I decided to apply this test to my own dice and started by placing them in a grid and assigning each die a letter and number designation from A1 to F6. I'm crazy, but not crazy enough to roll all 36 of my dice over 100 times, so I started with just 30 rolls per die. I put the data into a spreadsheet that executed the equation and also calculated how often the die gave a result of 2+ (e.g., a Terminator armor save, the usual value needed to kill infantry with anti-tank weapons), of 3+ (e.g., a power armor save, the value needed for a Marine to hit), and of 4+ (e.g., a Scout armor save, the value to wound with most sniper weapons). I used the conditional formatting feature to automatically color code results that I thought were suspicious. After crunching the numbers, I found that none of my dice failed after only 30 rolls, but that several were close. The blog's warning about a 30 roll test being insufficient became apparent when one die failed to roll a single 1 but was still able to pass the test (although just barely).
Those dice that were close to failing or that I found suspicious (18 out of the 36) were given an additional 60 rolls (90 total rolls with an expected frequency of 15 hits per side). The additional results showed that a few of the 18 dice merely had a bad series of rolls earlier and that they were relatively well balanced. However, four dice outright failed the chi-square test. The worst offender would roll a one more than a quarter of the time (27.78%) and would make a 3+ armor save only 53.33% of the time versus the expected 66.67%. Another die would only roll a 4+ 33.33% of the time rather than the expected 50%. Of the four failures, only one rolled unusually high.
I would call this one "The Widowmaker" if Astartes had widows |
Some would call this one "lucky". I retired it, too. |
After more than 2,000 individual dice rolls, I decided to "retire" the four failed dice as well as five others that gave results greater than 6 (a little more than half of the chi-square value). And yes, I also removed the high rolling die, which had the second highest degree of bias. In short, I removed 1/4 of all my dice from my set based on this test. Fortunately I play Space Marines, so I don't really need all 36 dice anyway. Oddly enough, I can't bring myself to throw out the biased dice. They're segregated in their own little Ziploc bag labeled with dire warnings.
I would recommend the above test for any player who thinks his dice are giving him a raw deal. I was somewhat relieved to find that, although a lot of my bad luck may be a matter of perception, a significant amount of it may be due to biased dice. And if your dice don't turn out to be biased, then at least you have mathematical proof that it's all in your head.

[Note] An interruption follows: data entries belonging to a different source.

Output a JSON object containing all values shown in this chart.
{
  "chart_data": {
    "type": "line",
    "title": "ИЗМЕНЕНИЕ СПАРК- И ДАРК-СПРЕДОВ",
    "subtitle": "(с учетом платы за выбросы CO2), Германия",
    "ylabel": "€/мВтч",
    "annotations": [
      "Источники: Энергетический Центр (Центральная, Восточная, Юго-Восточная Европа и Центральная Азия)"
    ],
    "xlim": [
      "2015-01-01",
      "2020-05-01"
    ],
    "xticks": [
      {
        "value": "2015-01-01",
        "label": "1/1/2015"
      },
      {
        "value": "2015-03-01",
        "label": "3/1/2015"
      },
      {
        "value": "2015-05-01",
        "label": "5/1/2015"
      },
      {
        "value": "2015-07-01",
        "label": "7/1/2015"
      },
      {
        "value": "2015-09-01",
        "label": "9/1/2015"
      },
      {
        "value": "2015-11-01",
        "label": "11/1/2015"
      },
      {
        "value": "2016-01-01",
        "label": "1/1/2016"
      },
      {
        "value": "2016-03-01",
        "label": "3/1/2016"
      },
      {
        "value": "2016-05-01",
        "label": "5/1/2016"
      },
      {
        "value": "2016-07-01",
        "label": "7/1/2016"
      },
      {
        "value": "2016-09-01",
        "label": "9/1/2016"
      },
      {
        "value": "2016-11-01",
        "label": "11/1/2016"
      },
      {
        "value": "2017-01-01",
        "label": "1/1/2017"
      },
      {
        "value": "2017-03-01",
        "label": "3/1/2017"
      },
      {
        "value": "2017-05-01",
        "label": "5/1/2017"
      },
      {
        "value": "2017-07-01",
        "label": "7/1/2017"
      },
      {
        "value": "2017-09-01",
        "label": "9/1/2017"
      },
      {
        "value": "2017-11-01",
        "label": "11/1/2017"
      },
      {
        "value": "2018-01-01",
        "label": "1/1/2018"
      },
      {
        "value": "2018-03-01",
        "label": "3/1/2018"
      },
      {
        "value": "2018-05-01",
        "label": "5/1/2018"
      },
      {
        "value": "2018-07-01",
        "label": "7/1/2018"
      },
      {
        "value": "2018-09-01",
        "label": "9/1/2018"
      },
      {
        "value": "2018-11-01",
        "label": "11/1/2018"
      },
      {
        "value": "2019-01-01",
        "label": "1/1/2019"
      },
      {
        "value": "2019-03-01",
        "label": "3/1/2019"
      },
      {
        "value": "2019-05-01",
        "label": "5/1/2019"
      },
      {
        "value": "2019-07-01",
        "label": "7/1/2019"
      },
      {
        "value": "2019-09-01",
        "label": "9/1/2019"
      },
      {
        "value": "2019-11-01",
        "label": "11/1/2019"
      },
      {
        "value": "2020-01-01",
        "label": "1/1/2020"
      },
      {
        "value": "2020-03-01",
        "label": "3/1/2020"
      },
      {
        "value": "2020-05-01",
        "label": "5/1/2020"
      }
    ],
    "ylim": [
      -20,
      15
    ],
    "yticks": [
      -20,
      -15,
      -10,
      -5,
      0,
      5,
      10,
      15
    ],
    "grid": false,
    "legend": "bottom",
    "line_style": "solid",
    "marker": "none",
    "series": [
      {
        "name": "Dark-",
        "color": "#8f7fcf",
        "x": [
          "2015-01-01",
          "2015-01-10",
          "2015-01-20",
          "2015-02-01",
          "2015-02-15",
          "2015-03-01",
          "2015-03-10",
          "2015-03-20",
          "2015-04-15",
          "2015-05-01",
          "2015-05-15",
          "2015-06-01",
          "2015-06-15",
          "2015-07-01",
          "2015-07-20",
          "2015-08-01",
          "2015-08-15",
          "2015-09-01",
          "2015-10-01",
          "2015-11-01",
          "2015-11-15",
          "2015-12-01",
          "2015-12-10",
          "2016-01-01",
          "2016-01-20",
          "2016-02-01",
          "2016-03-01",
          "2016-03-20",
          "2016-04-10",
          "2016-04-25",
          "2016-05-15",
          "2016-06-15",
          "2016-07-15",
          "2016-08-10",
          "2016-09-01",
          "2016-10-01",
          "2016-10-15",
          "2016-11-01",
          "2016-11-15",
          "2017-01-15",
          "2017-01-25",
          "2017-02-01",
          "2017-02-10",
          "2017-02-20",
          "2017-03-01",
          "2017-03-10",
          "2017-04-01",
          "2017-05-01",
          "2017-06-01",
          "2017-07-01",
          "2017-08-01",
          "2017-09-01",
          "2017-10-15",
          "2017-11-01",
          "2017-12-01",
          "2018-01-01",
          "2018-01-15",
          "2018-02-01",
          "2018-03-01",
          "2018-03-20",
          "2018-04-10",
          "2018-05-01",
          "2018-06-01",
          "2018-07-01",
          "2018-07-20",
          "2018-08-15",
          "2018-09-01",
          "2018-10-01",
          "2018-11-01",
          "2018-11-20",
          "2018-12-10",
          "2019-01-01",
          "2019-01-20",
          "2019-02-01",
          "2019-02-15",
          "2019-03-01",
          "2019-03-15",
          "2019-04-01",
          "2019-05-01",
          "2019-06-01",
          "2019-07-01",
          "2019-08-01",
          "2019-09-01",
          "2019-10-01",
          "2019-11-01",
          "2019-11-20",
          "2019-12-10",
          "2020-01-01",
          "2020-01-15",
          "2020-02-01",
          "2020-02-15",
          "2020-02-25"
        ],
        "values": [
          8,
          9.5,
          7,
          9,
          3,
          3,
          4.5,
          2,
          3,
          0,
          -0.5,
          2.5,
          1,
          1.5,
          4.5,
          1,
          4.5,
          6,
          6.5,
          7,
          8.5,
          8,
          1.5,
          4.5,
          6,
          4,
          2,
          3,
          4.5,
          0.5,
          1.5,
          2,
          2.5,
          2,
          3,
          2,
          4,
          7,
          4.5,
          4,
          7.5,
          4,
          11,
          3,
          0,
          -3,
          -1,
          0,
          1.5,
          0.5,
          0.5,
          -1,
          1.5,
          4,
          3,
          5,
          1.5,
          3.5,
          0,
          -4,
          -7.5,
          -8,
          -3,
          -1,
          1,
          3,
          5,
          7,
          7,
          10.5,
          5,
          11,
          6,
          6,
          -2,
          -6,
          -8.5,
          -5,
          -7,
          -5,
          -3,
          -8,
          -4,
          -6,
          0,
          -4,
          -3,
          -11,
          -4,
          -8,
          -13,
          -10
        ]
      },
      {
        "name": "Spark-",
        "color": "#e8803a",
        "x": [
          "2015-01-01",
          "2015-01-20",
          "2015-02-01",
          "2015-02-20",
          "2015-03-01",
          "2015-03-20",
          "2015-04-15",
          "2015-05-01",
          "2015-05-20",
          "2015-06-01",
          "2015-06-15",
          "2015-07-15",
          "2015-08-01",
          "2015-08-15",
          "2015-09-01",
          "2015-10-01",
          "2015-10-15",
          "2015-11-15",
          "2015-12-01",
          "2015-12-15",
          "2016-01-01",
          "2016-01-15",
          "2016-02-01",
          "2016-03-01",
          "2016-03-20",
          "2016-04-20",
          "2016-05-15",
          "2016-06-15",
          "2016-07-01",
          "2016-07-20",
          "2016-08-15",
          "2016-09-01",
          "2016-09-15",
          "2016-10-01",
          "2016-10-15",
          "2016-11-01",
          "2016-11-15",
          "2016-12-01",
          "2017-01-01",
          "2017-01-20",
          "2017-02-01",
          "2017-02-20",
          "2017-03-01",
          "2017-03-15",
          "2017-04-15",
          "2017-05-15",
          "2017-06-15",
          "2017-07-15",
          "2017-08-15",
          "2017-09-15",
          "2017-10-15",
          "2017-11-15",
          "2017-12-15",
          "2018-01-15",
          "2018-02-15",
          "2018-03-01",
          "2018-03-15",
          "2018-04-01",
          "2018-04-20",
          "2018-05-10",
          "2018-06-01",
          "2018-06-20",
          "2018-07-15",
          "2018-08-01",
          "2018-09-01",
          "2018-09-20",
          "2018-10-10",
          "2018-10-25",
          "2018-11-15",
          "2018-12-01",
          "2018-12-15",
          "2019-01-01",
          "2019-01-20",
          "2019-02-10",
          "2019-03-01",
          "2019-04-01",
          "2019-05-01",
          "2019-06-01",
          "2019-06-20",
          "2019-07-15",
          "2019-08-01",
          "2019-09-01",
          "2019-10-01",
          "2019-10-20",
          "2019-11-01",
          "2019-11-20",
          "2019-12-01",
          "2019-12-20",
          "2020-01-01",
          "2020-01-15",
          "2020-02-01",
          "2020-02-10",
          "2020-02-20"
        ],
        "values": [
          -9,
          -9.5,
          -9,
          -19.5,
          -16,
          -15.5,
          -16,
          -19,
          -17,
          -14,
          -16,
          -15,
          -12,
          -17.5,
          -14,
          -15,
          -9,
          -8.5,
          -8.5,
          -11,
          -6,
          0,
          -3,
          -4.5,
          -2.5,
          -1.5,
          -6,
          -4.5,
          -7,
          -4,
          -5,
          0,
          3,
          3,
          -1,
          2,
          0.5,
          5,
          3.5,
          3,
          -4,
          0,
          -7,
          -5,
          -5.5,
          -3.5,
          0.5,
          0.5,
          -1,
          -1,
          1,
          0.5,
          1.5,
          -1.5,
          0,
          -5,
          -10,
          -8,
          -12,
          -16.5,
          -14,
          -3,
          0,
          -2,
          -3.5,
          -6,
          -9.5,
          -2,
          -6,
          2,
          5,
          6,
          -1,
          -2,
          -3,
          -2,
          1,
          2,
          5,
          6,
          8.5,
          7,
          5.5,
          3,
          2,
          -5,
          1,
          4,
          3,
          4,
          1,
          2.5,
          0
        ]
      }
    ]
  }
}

I guess the question is, what can a tabletop gamer do about the problem? There are a variety of dice companies that promise balanced dice, but they charge as much for five dice as Chessex does for 36. Plus, Chessex sells a greater variety of colors and styles that are great for those players who want to match their dice to their army. I've simply decided to order a second box of Chessex dice (blue and white to match Ultramarine veterans) with the intention of performing another set of chi-square tests to weed out the biased ones. The test takes me about as long to finish as two long games of 40K. If that saves me from any more dice-sabotaged games, then it was worth it.